8 Mart 2012 tarihinde yürürlük kazanan 6284 sayılı "Ailenin Korunması ve Kadınlara Karşı Şiddetin Önlenmesine Dair Kanun'un" varlığına rağmen kadınlara yönelik şiddet örnekleri, kadın cinayetleri hız kesmemiştir. Aile ve Sosyal Politikalar Bakanlığı tarafından "şiddete sıfır tolerans" sloganıyla ortaya konulan bu yasal düzenlemeler, uygulamada bir reklâm kampanyası izlenimi vermektedir.
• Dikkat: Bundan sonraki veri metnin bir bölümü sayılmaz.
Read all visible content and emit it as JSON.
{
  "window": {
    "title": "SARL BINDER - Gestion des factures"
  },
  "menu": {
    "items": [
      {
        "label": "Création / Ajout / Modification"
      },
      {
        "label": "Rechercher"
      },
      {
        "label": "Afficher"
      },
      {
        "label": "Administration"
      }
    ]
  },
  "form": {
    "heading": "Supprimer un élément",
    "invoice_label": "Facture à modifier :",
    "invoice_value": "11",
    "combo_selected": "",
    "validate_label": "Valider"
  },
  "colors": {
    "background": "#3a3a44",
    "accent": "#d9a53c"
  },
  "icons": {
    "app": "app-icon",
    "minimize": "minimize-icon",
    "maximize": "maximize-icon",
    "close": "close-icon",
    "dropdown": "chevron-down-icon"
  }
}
Bu alandaki resmi veriler ve sivil toplum örgütlerinin istatitistikleri incelendiğinde şiddetin yarattığı tahribat açıkça görülmektedir.
Basın ve ana haber bültenlerinde kadın cinayetleri haberlerinin veriliş şekli kadına yönelik şiddeti olağanlaştırmaktadır. Kadına yönelik şiddet fiillerinin yargılandığı davalarda şiddet uygulayanlara aileyi korumak adına haksız tahrik indirimleri uygulanmaktadır. Aynı davaların görüldüğü mahkeme heyetleri şiddet mağdurlarına koruma kararları vermekte isteksiz davranmakta; buna rağmen verilmiş koruma kararları ise uygulanmamaktadır. Kısaca ülkenin kadınları yine yok sayılmakta ve yine kadınların hakları görülmemektedir.
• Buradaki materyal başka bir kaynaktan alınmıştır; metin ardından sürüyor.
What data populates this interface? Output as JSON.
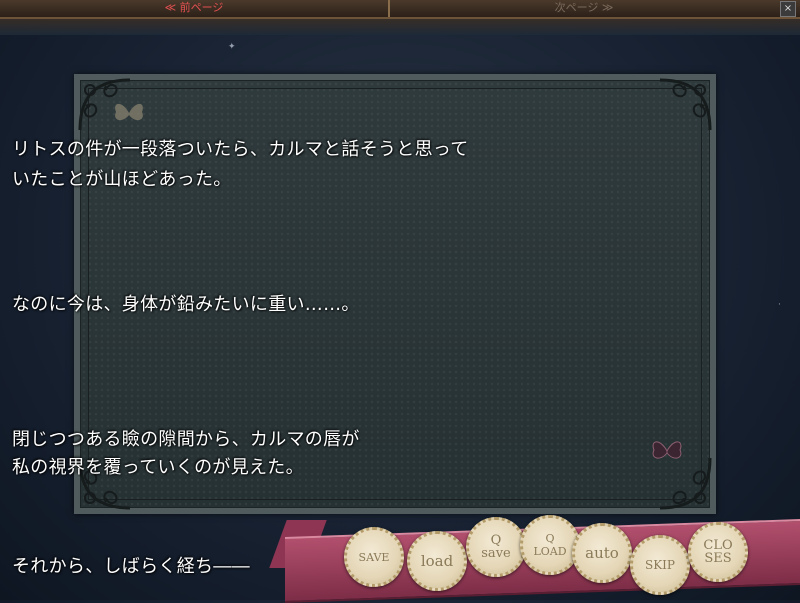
{
  "topbar": {
    "prev_label": "≪ 前ページ",
    "next_label": "次ページ ≫",
    "close_label": "×"
  },
  "text": {
    "lines": [
      "リトスの件が一段落ついたら、カルマと話そうと思って",
      "いたことが山ほどあった。",
      "なのに今は、身体が鉛みたいに重い……。",
      "閉じつつある瞼の隙間から、カルマの唇が",
      "私の視界を覆っていくのが見えた。",
      "それから、しばらく経ち――"
    ]
  },
  "buttons": {
    "save": "SAVE",
    "load": "load",
    "qsave_top": "Q",
    "qsave_bottom": "save",
    "qload_top": "Q",
    "qload_bottom": "LOAD",
    "auto": "auto",
    "skip": "SKIP",
    "close_top": "CLO",
    "close_bottom": "SES"
  },
  "colors": {
    "accent_prev": "#e05050",
    "ribbon": "#a9486a",
    "medal": "#e9dcbc"
  }
}
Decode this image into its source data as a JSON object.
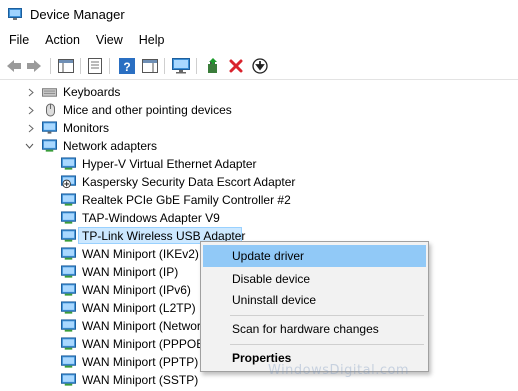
{
  "window": {
    "title": "Device Manager"
  },
  "menubar": [
    "File",
    "Action",
    "View",
    "Help"
  ],
  "toolbar": {
    "buttons": [
      "back-arrow-icon",
      "forward-arrow-icon",
      "show-hide-console-tree-icon",
      "properties-icon",
      "help-icon",
      "action-pane-icon",
      "monitor-icon",
      "update-driver-icon",
      "uninstall-icon",
      "download-icon"
    ]
  },
  "tree": {
    "categories": [
      {
        "label": "Keyboards",
        "expanded": false
      },
      {
        "label": "Mice and other pointing devices",
        "expanded": false
      },
      {
        "label": "Monitors",
        "expanded": false
      },
      {
        "label": "Network adapters",
        "expanded": true
      }
    ],
    "devices": [
      "Hyper-V Virtual Ethernet Adapter",
      "Kaspersky Security Data Escort Adapter",
      "Realtek PCIe GbE Family Controller #2",
      "TAP-Windows Adapter V9",
      "TP-Link Wireless USB Adapter",
      "WAN Miniport (IKEv2)",
      "WAN Miniport (IP)",
      "WAN Miniport (IPv6)",
      "WAN Miniport (L2TP)",
      "WAN Miniport (Network Monitor)",
      "WAN Miniport (PPPOE)",
      "WAN Miniport (PPTP)",
      "WAN Miniport (SSTP)"
    ],
    "selected_index": 4
  },
  "context_menu": {
    "items": [
      "Update driver",
      "Disable device",
      "Uninstall device",
      "Scan for hardware changes",
      "Properties"
    ],
    "highlighted": "Update driver"
  },
  "watermark": "WindowsDigital.com",
  "colors": {
    "selection": "#cce8ff",
    "menu_highlight": "#91c9f7",
    "accent_red": "#d9232d",
    "accent_blue": "#2a6fc2"
  }
}
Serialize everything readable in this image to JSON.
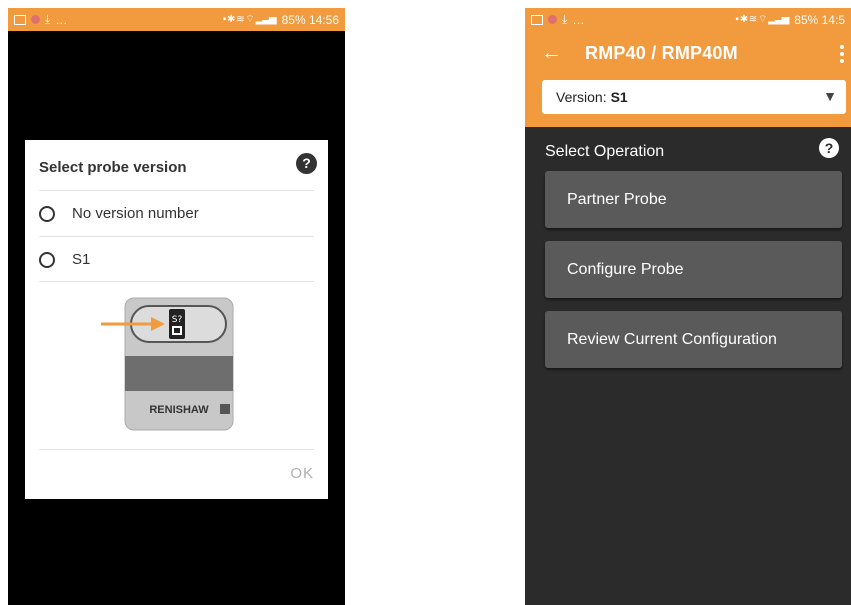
{
  "left_phone": {
    "status": {
      "right": "85% 14:56"
    },
    "dialog": {
      "title": "Select probe version",
      "help_glyph": "?",
      "options": [
        {
          "label": "No version number",
          "selected": false
        },
        {
          "label": "S1",
          "selected": false
        }
      ],
      "illustration": {
        "tag": "S?",
        "brand": "RENISHAW"
      },
      "ok_label": "OK"
    }
  },
  "right_phone": {
    "status": {
      "right": "85% 14:5"
    },
    "title": "RMP40 / RMP40M",
    "version_label": "Version:",
    "version_value": "S1",
    "section_title": "Select Operation",
    "help_glyph": "?",
    "operations": [
      {
        "label": "Partner Probe"
      },
      {
        "label": "Configure Probe"
      },
      {
        "label": "Review Current Configuration"
      }
    ]
  },
  "colors": {
    "accent": "#f19a3e",
    "dark_bg": "#2b2b2b",
    "button_bg": "#5a5a5a"
  },
  "icons": [
    "back-arrow-icon",
    "overflow-menu-icon",
    "help-icon",
    "dropdown-arrow-icon",
    "radio-icon"
  ]
}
Yine son yıllara baktığımızda, kırk yılı aşkın süredir devam eden kadının insan hakları mücadelesinde elde edilen haklarının, tek tek siyasi irade tarafından yok edildiği görülmektedir. Kürtaj yasakları, sezaryen uygulamalarına getirilen sınırlamalar, tecavüz mağduru hamile kadınlara neredeyse doğum yapmaya zorlayan düzenlemeler kadınları yok sayan yeni saldırı biçimleridir.
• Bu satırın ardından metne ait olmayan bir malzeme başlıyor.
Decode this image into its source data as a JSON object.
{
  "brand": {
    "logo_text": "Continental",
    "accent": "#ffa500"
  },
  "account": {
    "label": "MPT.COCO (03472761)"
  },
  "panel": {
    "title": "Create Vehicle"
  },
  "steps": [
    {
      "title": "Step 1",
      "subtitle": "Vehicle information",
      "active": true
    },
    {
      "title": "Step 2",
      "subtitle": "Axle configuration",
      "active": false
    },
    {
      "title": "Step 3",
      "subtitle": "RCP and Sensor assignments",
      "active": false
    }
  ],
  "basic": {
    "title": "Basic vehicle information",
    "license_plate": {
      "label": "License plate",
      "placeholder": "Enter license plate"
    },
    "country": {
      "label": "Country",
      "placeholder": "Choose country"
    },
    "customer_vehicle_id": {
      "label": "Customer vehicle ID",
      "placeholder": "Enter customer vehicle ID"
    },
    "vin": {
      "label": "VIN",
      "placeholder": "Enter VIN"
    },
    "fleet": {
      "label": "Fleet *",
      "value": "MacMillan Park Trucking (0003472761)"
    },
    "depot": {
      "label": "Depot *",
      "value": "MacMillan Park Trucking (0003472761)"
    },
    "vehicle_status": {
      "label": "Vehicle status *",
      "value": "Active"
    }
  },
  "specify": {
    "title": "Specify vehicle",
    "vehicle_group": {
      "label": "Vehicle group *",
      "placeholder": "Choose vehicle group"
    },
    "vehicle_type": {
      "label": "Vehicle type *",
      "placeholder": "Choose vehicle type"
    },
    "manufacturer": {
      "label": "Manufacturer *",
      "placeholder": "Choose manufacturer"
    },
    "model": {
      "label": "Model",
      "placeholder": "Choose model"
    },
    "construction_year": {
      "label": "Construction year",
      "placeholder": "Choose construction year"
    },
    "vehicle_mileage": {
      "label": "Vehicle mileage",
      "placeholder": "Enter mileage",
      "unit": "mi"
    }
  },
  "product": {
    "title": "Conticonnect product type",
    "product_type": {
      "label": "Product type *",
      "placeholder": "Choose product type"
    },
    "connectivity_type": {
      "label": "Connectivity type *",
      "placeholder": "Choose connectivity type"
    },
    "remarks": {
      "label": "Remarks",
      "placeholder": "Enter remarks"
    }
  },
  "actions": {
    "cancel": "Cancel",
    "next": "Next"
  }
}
Kadınlara sadece doğurganlık ve annelik rollerini bahşeden kurulu sistem; kentsel dönüşüm planları ile kadınları merkezlerden ve sosyal yaşamdan uzaklaştırıp eve hapsetmeyi amaçlamaktadır. Evlilik teşvik kredilerinin yaygınlaşması,lisede okuyan kız öğrencilere evlenme izninin tanınması, üç değil beş çocuk yapma çağrıları kadınları tek bir statüye, doğurgan bir canlıya indirgemektedir. Oysa annelik ve eş olma dışında mesleki, sosyal, siyasi ve kültürel kimliklere sahip olan kadınların bu yöndeki mücadelesi ciddi bir siyasi ve hukuki engellemeyle karşı karşıyadır.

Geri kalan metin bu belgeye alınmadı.